I got a python script that scrapes domain names. I just parsed the json response because it renders html code. I used pandas to read the html and get the body
which is the html content. I tried to print it and then i got the correct values. Now that i got it, I want to save every result in a mysql database. How could I achieve it?
Here is my script
mydb = mysql.connector.connect(
host="localhost",
user="root",
passwd="",
database='domainscrape'
)
mycursor = mydb.cursor()
print(mydb)
pageNumber = 0
while True:
driver.implicitly_wait(3)
driver.get('https://reversewhois.domaintools.com/?ajax=mReverseWhois&call=ajaxGetPreviewPage&q=%5B%5B%5B%22whois%22%2C%222%22%2C%22VerifiedID%40SG-Mandatory%22%5D%5D%5D&o='+str(pageNumber))
time.sleep(3)
pre = driver.find_element_by_tag_name("pre").text
data = json.loads(pre)
if data['body']:
table = data['body']
tables = pd.read_html(table,skiprows=1)
df = tables[-1]
print(df.to_string(index=False))
pageNumber += 1
continue
else:
break
I got a result like this
0vh-cl0ud.sg 2017-10-12 KEY-SYSTEMS GMBH
0vh-cloud.sg 2017-10-12 KEY-SYSTEMS GMBH
0vhcloud.sg 2017-10-12 KEY-SYSTEMS GMB
Tried saving it to an csv file and i got good results
df.to_csv('Domains.csv', mode='a', sep=',',index=False)

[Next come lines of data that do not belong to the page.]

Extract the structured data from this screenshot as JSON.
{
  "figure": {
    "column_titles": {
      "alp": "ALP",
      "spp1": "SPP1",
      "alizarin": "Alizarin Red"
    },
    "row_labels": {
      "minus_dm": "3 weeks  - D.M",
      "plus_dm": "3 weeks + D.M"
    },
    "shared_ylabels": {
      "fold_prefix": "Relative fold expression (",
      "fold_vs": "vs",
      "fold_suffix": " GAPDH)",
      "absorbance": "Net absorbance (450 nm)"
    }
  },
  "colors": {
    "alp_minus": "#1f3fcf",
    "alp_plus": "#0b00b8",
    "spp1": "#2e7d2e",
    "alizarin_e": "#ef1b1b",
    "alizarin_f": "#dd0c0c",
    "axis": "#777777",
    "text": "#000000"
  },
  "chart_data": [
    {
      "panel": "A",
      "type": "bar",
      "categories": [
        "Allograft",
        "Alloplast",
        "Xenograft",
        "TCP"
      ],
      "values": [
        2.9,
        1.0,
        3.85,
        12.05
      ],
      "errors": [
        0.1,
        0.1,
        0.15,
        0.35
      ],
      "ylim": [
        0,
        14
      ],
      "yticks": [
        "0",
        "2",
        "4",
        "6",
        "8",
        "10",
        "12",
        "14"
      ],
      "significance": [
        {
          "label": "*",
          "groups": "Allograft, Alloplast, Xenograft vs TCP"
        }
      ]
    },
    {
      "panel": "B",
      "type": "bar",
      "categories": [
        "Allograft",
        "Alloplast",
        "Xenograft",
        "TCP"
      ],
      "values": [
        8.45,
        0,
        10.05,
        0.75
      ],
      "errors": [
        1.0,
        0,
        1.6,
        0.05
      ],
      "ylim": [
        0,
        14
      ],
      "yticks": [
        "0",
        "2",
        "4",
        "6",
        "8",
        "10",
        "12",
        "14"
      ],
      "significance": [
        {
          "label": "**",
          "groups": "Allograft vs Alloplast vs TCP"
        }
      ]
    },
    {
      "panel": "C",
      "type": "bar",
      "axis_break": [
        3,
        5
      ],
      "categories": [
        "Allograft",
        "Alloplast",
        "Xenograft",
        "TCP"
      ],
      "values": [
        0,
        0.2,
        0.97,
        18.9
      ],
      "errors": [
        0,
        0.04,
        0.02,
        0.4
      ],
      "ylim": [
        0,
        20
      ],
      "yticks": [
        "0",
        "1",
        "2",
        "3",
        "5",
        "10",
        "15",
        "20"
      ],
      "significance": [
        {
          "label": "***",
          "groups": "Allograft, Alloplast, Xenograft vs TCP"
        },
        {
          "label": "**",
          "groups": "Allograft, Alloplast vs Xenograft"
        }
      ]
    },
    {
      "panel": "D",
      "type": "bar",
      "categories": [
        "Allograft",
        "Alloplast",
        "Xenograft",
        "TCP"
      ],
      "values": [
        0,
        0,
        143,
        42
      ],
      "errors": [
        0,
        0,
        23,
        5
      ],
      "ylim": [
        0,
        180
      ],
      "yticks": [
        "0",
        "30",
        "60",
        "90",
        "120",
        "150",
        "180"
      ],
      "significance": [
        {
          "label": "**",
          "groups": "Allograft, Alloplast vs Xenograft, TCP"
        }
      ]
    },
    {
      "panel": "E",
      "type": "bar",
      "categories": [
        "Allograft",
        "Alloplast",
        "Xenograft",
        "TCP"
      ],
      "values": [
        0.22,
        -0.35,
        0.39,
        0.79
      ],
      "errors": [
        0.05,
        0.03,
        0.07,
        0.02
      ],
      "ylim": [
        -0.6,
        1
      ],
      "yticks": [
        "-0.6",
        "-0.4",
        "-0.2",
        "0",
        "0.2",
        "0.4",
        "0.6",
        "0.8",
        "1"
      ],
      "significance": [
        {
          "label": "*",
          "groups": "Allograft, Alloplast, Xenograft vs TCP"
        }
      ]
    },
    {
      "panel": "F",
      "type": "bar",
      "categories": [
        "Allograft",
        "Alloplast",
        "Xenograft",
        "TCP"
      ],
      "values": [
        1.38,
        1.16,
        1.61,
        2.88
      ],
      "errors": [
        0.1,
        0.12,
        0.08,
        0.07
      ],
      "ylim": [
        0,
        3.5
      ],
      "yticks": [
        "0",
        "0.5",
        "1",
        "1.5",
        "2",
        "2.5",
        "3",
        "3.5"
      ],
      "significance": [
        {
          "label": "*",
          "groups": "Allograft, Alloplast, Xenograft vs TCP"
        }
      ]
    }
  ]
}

but i dont want to import csv to mysql. I just want to directly insert the rows in an existing mysql table in it.
How could i format it like 0vh-cl0ud.sg
is the domain 2017-10-12
is the date and KEY-SYSTEMS GMBH
is the company? I dit not include the header since in every iteration it prints the header and i dont want it.